Tuesday, October 02, 2012

Making APIs for government data - should agencies do this or leave it to third parties?

APIs (Application Programming Interfaces) are a technique for interacting with data (usually on the web) which liberates users from relying on particular applications or having to do complex programming to reuse the data in interesting ways.

Unfortunately few government agencies go the extra distance to release their data with an API, instead using specific data formats which require specific applications to access them.

This is a real shame, as APIs essentially makes data application free - great for accessibility and both easier and faster for any web user or website to reuse the data effectively.

It is often relatively easy for to create APIs from an agency's released data, as demonstrated by the Farmer Market API example from Code for America, which took less than an hour to convert from a spreadsheet into a map visualisation.

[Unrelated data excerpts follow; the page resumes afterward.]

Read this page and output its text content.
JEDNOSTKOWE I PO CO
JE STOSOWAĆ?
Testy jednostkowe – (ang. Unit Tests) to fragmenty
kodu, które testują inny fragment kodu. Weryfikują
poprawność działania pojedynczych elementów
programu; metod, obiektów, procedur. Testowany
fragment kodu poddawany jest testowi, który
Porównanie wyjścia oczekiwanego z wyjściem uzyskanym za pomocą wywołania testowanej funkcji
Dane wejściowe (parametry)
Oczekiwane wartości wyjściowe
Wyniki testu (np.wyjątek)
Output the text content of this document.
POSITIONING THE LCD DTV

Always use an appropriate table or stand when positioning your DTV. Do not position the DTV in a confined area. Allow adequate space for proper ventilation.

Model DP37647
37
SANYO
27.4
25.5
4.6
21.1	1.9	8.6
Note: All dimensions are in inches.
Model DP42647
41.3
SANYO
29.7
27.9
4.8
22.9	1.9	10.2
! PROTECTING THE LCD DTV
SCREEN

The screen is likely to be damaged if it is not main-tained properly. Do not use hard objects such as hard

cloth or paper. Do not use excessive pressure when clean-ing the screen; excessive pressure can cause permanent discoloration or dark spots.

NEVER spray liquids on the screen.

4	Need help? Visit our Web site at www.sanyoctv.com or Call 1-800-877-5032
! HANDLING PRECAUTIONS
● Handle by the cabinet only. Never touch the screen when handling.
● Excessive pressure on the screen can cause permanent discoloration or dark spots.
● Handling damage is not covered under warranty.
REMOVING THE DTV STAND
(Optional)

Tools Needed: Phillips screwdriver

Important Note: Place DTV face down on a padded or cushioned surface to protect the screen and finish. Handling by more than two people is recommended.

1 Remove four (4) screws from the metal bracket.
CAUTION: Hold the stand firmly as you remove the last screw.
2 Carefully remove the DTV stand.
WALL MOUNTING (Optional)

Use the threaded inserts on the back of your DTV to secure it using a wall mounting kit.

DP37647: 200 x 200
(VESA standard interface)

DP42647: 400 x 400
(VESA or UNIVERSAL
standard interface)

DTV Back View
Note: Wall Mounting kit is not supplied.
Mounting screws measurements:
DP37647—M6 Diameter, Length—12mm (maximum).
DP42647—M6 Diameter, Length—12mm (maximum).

Agencies can certainly take the position that they don't want to do the extra work (however little it may be) to provide APIs for their public data and leave it up to third parties to do this - wherever and whenever they wish.

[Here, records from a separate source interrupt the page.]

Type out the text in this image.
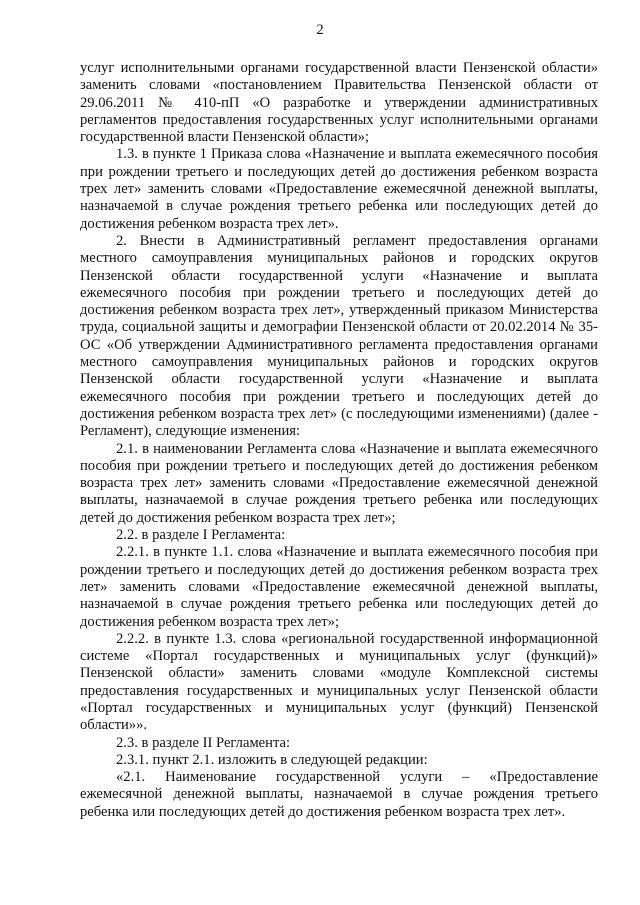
2

услуг исполнительными органами государственной власти Пензенской области» заменить словами «постановлением Правительства Пензенской области от 29.06.2011 № 410-пП «О разработке и утверждении административных регламентов предоставления государственных услуг исполнительными органами государственной власти Пензенской области»;

1.3. в пункте 1 Приказа слова «Назначение и выплата ежемесячного пособия при рождении третьего и последующих детей до достижения ребенком возраста трех лет» заменить словами «Предоставление ежемесячной денежной выплаты, назначаемой в случае рождения третьего ребенка или последующих детей до достижения ребенком возраста трех лет».

2. Внести в Административный регламент предоставления органами местного самоуправления муниципальных районов и городских округов Пензенской области государственной услуги «Назначение и выплата ежемесячного пособия при рождении третьего и последующих детей до достижения ребенком возраста трех лет», утвержденный приказом Министерства труда, социальной защиты и демографии Пензенской области от 20.02.2014 № 35-ОС «Об утверждении Административного регламента предоставления органами местного самоуправления муниципальных районов и городских округов Пензенской области государственной услуги «Назначение и выплата ежемесячного пособия при рождении третьего и последующих детей до достижения ребенком возраста трех лет» (с последующими изменениями) (далее - Регламент), следующие изменения:

2.1. в наименовании Регламента слова «Назначение и выплата ежемесячного пособия при рождении третьего и последующих детей до достижения ребенком возраста трех лет» заменить словами «Предоставление ежемесячной денежной выплаты, назначаемой в случае рождения третьего ребенка или последующих детей до достижения ребенком возраста трех лет»;

2.2. в разделе I Регламента:

2.2.1. в пункте 1.1. слова «Назначение и выплата ежемесячного пособия при рождении третьего и последующих детей до достижения ребенком возраста трех лет» заменить словами «Предоставление ежемесячной денежной выплаты, назначаемой в случае рождения третьего ребенка или последующих детей до достижения ребенком возраста трех лет»;

2.2.2. в пункте 1.3. слова «региональной государственной информационной системе «Портал государственных и муниципальных услуг (функций)» Пензенской области» заменить словами «модуле Комплексной системы предоставления государственных и муниципальных услуг Пензенской области «Портал государственных и муниципальных услуг (функций) Пензенской области»».

2.3. в разделе II Регламента:

2.3.1. пункт 2.1. изложить в следующей редакции:

«2.1. Наименование государственной услуги – «Предоставление ежемесячной денежной выплаты, назначаемой в случае рождения третьего ребенка или последующих детей до достижения ребенком возраста трех лет».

This is a choice, however, that comes with risks.

Where an agency simply 'dumps' data - in a PDF, CSV, Shapefile or other format online, whether via their site or via a central open data site - they are giving up control and introducing risk.

If a third party decides to create an API to make a dataset easier to access, reuse or mash-up, they could easily do so by downloading the dataset, doing various conversions and clean-ups and uploading it to an appropriate service to provide an API (per the Family Market API example).

Through this process the agency loses control over the data. The API and the data it draws on is not held on the agency's servers, or a place they can easily update. It may contain introduced (even inadvertent) errors. 

The agency cannot control the data's currency (through updates), which means that people using the third party API might be accessing (and relying on) old and out-dated data.

The agency even loses the ability to track how many people download or use the data, so they can't tell how popular it may be.

These risks can lead to all kinds of issues for agencies, from journalists publishing stories to people making financial decisions relying on out-dated government data. 

Agencies might see a particular dataset as not popular due to low traffic to it from users of their site, and thereby decide to cease publication of it - when in reality it is one of the most popular data sets they hold, hence a third party designed an API for it which is where all the users go to access it.

As a result of these risks agencies need to consider carefully whether they should - or should not - provide APIs themselves for the data they release.

Open data doesn't have to mean an agency loses control of the datasets it releases, but to retain control they need to actively consider the API question.

Do they make it easy for people to access and reuse their data directly, retaining more control over accuracy and currency, or do they allow a third party with an unknown agenda or capability to maintain it to do so?

Agency management should consider this choice carefully when releasing data, rather than automatically jumping to just releasing that CSV, PDF or Shapefile, or some other file type.


  1. I don't think it's an either/or. There is plenty of scope for both depending on the situation.

    But there are wrong ways to go about it. Take for example Canberra's ACTION buses. The free MyBus app was denied real time data. Instead ACTION spent $12.5 million to have an app developed commercially, which I understand was only available for iOS and cost $2.99 to download. Then the July yhis year the data was released to Google Transit anyway.

  2. That's old school and new school thinking colliding.

    I don't mind a government making that mistake once, provided they learn from their error and improve.